Recent years have seen a rapid expansion in the performance of solid state lighting devices such as light emitting devices (LEDs); and with improved performance, there has been an attendant expansion in the variety of applications for such devices. For example, rapid improvements in semiconductors and related manufacturing technologies are driving a trend in the lighting industry toward the use of light emitting diodes (LEDs) or other solid state light sources to produce light for general lighting applications to meet the need for more efficient lighting technologies and to address ever increasing costs of energy along with concerns about global warming due to consumption of fossil fuels to generate energy. LED solutions also are more environmentally friendly than competing technologies, such as compact fluorescent lamps, for replacements for traditional incandescent lamps.

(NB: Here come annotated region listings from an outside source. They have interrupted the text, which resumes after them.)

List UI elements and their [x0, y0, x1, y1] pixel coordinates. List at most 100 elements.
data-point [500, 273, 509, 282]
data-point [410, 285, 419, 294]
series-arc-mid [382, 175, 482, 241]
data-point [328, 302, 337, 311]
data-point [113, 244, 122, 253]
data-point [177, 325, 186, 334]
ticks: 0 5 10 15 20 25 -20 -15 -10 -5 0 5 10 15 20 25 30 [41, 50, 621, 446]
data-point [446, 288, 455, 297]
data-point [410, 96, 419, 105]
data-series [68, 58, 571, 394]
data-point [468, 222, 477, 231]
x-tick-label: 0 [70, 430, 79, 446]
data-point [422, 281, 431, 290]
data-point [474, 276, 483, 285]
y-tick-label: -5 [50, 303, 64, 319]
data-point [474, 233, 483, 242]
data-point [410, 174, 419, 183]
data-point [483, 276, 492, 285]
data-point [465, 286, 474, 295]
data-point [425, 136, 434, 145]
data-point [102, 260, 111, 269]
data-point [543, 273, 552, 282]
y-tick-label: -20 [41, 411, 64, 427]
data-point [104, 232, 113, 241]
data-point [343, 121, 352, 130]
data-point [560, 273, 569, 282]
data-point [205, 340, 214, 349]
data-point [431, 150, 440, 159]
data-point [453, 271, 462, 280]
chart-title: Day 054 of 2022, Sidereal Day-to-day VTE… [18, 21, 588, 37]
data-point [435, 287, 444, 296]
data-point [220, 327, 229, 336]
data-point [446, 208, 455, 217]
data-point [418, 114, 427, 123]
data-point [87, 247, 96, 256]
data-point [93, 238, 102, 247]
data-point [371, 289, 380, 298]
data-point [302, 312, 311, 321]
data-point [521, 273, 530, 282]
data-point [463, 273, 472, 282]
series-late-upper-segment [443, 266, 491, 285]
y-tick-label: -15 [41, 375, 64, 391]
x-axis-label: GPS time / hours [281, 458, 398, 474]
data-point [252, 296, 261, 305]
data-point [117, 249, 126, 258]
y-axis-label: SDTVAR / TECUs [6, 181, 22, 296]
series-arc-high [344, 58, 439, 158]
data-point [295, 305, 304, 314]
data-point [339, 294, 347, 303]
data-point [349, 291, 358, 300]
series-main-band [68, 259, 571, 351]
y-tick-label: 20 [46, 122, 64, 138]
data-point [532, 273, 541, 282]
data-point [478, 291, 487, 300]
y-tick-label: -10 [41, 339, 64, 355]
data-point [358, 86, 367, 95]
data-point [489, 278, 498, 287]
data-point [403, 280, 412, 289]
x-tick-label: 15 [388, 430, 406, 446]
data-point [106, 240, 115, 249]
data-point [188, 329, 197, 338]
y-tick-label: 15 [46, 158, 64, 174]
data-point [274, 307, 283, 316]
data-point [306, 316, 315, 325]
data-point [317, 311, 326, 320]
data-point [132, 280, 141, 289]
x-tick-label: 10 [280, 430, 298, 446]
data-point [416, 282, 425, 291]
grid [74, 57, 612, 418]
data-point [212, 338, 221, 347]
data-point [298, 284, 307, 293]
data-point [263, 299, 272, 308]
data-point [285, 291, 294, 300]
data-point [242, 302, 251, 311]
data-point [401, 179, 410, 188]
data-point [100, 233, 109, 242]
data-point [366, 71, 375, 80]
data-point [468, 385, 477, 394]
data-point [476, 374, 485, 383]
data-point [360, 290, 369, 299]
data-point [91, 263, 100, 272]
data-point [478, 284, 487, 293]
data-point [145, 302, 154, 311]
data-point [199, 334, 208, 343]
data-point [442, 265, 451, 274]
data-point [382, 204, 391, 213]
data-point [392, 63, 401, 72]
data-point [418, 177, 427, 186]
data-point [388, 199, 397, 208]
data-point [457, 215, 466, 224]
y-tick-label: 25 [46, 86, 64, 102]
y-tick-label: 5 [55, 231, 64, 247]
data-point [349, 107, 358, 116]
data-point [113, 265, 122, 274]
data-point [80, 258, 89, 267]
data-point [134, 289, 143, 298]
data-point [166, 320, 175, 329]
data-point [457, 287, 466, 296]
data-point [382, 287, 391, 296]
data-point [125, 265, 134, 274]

The actual solid state light sources, however, produce light of specific limited spectral characteristics. To obtain white light of a desired characteristic and/or other desirable light colors, one approach uses sources that produce light of two or more different colors or wavelengths and one or more optical processing elements to combine or mix the light of the various wavelengths to produce the desired characteristic in the output light. In recent years, techniques have also been developed to shift or enhance the characteristics of light generated by solid state sources using phosphors, including for generating white light using LEDs. Phosphor based techniques for generating white light from LEDs, currently favored by LED manufacturers, include UV or Blue LED pumped phosphors. In addition to traditional phosphors, semiconductor nanophosphors have been used more recently. The phosphor materials may be provided as part of the LED package (on or in close proximity to the actual semiconductor chip), or the phosphor materials may be provided remotely (e.g. on or in association with a macro optical processing element such as a diffuser or reflector outside the LED package). The remote phosphor based solutions have advantages, for example, in that the color characteristics of the fixture output are more repeatable, whereas solutions using sets of different color LEDs and/or lighting fixtures with the phosphors inside the LED packages tend to vary somewhat in light output color from fixture to fixture, due to differences in the light output properties of different sets of LEDs (due to lax manufacturing tolerances of the LEDs).
Hence, solid state lighting technologies have advanced considerably in recent years, and such advances have encompassed any number of actual LED based lamp products as well as a variety of additional proposals for LED based lamps. However, there is still room for further improvement in the context of solid state lamp products that are compatible with existing standardized light sockets and therefore might be adopted as replacements for conventional incandescent lamps, compact fluorescent lamps, or other similar older technology lamps.
For example, there is always a need for techniques to still further improve efficiency of solid state lamps, to reduce energy consumption. Also, any new solution should provide a light output distribution that generally conforms to that of the standard lamp it may replace, so as to provide a light output of color, intensity and distribution that meets or exceeds expectations arising from the older replaced technologies. As another example of a desirable characteristic for a solid state lamp, for general lighting applications, it is desirable to consistently provide light outputs of acceptable characteristics (e.g. white light of a desired color rendering index and/or color temperature) in a consistent repeatable manner from one instance of a lamp product to another.
Of course, to be commercially competitive with alternative lamp technologies requires an elegant overall solution. For example, the product should be as simple as possible so as to allow relatively low cost manufacturing. Relatively acceptable/pleasing form factors similar to those of well accepted incandescent lamps may be desirable. Solid state devices have advantages of relatively high dependability and long life. However, within the desired lamp form factor/configuration, there are a variety of technical issues relating to use of solid state devices that still must be met, such as efficient electrical drive of the solid state light emitters, efficient processing of the light for the desired output and/or adequate dissipation of the heat that the solid state devices generate.